The atmosphere of suspended time also resonates with the cinema of Sofia Coppola. Her films often portray characters moving through beautiful yet emotionally distant environments — hotel rooms, empty streets, swimming pools, anonymous urban spaces. The visual language is quiet, attentive to mood rather than action. Characters drift through spaces that appear both familiar and strangely impersonal, creating a subtle tension between presence and detachment. This sense of emotional distance, often conveyed through light, architecture, and silence, echoes the mood of the diptychs in Solitudes. The figures seem present in the city, yet slightly removed from it, as if suspended between participation and observation.

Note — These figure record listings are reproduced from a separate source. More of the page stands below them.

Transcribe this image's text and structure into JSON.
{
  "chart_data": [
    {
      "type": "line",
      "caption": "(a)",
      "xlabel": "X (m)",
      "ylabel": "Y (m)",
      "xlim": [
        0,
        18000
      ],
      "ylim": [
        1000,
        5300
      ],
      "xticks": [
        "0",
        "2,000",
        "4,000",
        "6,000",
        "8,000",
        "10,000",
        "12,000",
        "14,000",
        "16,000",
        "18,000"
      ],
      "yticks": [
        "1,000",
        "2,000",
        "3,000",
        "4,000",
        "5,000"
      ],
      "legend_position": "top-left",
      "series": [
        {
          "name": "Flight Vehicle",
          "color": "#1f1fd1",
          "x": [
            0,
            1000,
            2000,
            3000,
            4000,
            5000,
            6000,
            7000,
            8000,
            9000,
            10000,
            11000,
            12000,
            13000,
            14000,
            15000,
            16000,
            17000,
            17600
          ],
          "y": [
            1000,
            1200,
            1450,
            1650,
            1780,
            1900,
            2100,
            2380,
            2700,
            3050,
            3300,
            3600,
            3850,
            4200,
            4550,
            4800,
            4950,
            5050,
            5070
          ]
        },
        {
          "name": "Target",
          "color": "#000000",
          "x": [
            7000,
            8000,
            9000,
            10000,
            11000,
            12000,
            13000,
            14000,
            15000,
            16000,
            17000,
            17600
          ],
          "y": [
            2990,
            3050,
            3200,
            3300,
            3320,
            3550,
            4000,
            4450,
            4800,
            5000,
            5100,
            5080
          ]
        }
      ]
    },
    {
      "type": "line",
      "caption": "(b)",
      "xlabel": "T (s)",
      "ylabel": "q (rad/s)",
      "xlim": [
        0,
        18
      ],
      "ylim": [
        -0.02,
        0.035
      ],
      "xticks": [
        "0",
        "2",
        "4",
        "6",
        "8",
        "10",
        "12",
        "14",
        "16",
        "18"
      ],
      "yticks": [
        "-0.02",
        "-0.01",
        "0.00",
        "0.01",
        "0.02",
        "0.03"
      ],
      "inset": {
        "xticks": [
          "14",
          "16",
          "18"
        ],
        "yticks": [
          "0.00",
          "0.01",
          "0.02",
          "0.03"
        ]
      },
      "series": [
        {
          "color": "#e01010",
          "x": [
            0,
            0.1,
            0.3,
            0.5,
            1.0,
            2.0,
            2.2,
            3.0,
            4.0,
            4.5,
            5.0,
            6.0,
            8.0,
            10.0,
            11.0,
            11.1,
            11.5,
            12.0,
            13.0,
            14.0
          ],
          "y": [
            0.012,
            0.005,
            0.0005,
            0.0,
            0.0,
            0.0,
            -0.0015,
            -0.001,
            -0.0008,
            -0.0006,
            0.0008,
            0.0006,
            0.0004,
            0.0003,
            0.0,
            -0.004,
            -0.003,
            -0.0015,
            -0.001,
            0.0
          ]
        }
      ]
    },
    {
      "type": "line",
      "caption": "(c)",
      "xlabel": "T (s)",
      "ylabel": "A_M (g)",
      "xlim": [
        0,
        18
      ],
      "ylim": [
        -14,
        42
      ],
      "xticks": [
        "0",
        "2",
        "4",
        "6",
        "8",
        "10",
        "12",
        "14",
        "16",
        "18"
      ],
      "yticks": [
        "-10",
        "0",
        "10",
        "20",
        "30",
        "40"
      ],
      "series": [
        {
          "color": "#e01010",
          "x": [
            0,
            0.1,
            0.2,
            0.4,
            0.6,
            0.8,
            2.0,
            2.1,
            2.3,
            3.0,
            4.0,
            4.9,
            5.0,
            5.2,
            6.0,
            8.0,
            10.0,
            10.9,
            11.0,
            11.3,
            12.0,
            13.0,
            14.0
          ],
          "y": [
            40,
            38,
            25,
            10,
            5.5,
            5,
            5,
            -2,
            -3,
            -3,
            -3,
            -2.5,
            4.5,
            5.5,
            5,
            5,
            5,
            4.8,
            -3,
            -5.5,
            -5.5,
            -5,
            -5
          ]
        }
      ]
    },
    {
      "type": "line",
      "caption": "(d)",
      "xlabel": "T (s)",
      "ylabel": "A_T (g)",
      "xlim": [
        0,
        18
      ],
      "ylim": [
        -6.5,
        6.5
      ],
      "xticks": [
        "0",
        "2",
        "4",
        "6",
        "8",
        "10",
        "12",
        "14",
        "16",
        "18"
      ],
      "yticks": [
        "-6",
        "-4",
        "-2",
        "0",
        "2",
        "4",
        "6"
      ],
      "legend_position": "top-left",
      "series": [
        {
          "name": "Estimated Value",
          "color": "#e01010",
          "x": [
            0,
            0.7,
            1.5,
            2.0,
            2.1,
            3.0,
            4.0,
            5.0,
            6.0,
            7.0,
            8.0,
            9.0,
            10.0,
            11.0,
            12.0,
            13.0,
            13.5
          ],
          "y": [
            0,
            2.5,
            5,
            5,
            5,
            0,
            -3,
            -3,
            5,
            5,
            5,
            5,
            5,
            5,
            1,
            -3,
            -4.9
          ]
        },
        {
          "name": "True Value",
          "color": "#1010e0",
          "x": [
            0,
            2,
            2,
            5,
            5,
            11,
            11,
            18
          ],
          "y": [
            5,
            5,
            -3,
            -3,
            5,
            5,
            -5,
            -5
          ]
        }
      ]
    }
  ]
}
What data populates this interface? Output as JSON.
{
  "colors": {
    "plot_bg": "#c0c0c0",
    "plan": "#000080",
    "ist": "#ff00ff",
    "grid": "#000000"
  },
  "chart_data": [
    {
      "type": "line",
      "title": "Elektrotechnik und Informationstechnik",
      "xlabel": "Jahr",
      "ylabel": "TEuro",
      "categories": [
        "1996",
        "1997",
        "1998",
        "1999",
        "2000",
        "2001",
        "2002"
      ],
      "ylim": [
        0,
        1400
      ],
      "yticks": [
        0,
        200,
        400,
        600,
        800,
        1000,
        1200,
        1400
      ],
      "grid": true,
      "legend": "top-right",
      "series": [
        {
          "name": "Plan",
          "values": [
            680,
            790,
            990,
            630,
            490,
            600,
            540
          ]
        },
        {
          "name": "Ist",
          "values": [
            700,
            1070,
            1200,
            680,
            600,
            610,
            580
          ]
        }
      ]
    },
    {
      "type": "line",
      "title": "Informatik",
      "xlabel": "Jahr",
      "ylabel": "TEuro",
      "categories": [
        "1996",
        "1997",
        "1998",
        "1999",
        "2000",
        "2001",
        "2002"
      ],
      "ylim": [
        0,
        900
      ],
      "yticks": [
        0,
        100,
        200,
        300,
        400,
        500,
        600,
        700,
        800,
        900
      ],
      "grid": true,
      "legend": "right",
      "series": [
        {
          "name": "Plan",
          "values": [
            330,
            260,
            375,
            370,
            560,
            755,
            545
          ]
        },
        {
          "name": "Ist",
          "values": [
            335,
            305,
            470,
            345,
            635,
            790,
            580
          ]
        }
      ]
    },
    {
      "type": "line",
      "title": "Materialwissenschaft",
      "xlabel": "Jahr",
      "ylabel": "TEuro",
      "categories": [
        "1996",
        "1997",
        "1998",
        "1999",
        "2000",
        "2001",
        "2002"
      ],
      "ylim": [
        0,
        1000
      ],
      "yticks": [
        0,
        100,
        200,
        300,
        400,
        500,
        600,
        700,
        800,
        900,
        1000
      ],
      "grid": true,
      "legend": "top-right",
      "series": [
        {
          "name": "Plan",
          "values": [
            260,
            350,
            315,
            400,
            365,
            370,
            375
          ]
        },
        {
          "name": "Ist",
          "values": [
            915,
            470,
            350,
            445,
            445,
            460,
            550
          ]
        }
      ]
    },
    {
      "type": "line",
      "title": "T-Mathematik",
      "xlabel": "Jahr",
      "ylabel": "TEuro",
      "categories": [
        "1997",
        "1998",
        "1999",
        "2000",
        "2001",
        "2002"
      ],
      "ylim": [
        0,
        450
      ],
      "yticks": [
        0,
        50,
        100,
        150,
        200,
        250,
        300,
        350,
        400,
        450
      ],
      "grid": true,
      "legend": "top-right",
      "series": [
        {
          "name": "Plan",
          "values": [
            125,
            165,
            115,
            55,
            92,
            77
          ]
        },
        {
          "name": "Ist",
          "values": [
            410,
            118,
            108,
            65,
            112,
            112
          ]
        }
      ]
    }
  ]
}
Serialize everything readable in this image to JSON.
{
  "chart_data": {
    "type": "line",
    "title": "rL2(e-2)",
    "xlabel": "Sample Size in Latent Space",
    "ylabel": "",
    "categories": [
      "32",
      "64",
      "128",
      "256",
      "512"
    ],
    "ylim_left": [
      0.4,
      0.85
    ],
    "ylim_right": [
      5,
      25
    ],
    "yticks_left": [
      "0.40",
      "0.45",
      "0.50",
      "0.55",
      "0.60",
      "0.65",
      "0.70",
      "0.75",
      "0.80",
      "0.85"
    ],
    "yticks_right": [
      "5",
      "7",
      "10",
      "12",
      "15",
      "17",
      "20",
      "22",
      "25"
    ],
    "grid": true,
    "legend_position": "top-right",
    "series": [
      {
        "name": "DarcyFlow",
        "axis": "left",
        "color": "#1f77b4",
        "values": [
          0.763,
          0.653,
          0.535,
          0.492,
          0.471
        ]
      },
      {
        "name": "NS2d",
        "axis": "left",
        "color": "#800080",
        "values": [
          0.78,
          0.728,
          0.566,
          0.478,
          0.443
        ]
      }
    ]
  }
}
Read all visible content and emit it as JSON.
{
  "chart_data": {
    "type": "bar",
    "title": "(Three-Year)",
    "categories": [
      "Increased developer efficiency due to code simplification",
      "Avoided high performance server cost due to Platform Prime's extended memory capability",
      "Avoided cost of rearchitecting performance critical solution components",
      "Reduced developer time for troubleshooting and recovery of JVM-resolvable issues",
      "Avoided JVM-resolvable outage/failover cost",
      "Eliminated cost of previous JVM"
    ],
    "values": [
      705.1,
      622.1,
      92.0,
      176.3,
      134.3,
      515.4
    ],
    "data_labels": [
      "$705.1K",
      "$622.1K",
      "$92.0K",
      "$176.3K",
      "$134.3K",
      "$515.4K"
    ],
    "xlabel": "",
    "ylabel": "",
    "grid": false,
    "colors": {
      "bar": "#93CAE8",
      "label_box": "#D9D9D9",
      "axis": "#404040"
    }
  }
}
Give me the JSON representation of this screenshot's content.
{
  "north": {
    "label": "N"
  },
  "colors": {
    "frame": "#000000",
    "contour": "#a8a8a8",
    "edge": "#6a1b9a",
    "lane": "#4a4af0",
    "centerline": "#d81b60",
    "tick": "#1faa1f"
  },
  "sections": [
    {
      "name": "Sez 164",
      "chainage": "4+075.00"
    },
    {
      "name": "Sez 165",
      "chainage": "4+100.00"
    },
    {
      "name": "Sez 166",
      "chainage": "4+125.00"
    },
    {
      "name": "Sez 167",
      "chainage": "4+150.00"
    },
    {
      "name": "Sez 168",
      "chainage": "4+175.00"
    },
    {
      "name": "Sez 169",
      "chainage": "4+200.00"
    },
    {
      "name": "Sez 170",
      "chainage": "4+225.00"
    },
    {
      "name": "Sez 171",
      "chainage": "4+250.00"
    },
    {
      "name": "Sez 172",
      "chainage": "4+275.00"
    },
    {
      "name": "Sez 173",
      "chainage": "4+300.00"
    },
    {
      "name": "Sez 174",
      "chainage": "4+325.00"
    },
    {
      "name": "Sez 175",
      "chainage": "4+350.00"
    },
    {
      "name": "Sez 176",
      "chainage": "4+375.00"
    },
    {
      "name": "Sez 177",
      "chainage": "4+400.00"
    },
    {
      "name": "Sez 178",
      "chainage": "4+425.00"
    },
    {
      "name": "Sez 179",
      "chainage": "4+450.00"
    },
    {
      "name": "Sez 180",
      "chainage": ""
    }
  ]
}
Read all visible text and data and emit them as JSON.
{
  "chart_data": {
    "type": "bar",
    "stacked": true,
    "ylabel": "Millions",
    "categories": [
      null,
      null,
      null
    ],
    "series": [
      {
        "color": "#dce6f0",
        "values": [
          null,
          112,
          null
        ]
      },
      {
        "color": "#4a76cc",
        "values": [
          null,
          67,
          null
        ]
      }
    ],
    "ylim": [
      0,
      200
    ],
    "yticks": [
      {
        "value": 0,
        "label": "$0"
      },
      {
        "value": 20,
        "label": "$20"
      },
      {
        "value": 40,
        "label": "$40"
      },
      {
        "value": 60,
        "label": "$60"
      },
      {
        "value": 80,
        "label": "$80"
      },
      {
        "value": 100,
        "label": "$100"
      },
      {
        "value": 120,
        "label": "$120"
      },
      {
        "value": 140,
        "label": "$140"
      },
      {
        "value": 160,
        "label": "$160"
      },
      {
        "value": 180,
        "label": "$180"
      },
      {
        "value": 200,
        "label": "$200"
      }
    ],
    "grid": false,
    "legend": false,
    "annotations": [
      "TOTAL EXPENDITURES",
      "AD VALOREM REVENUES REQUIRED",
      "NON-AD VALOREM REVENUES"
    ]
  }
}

Besides, a similar sensibility can be found in the writing of Françoise Sagan, particularly in works such as Les Merveilleux Nuages and Un certain sourire. Sagan’s characters move through cities, seaside landscapes, and social spaces with an elegant detachment. Beneath the lightness of the narrative lies a persistent sense of melancholy and emotional uncertainty. Her protagonists often observe their own lives and thoughts with a mixture of lucidity and distance, aware of their desires yet unsure how to inhabit them fully. This tension between intimacy and detachment resonates strongly with the emotional landscape explored in Solitudes, where the city becomes a stage for quiet reflection, longing, and the search for meaning within everyday experience.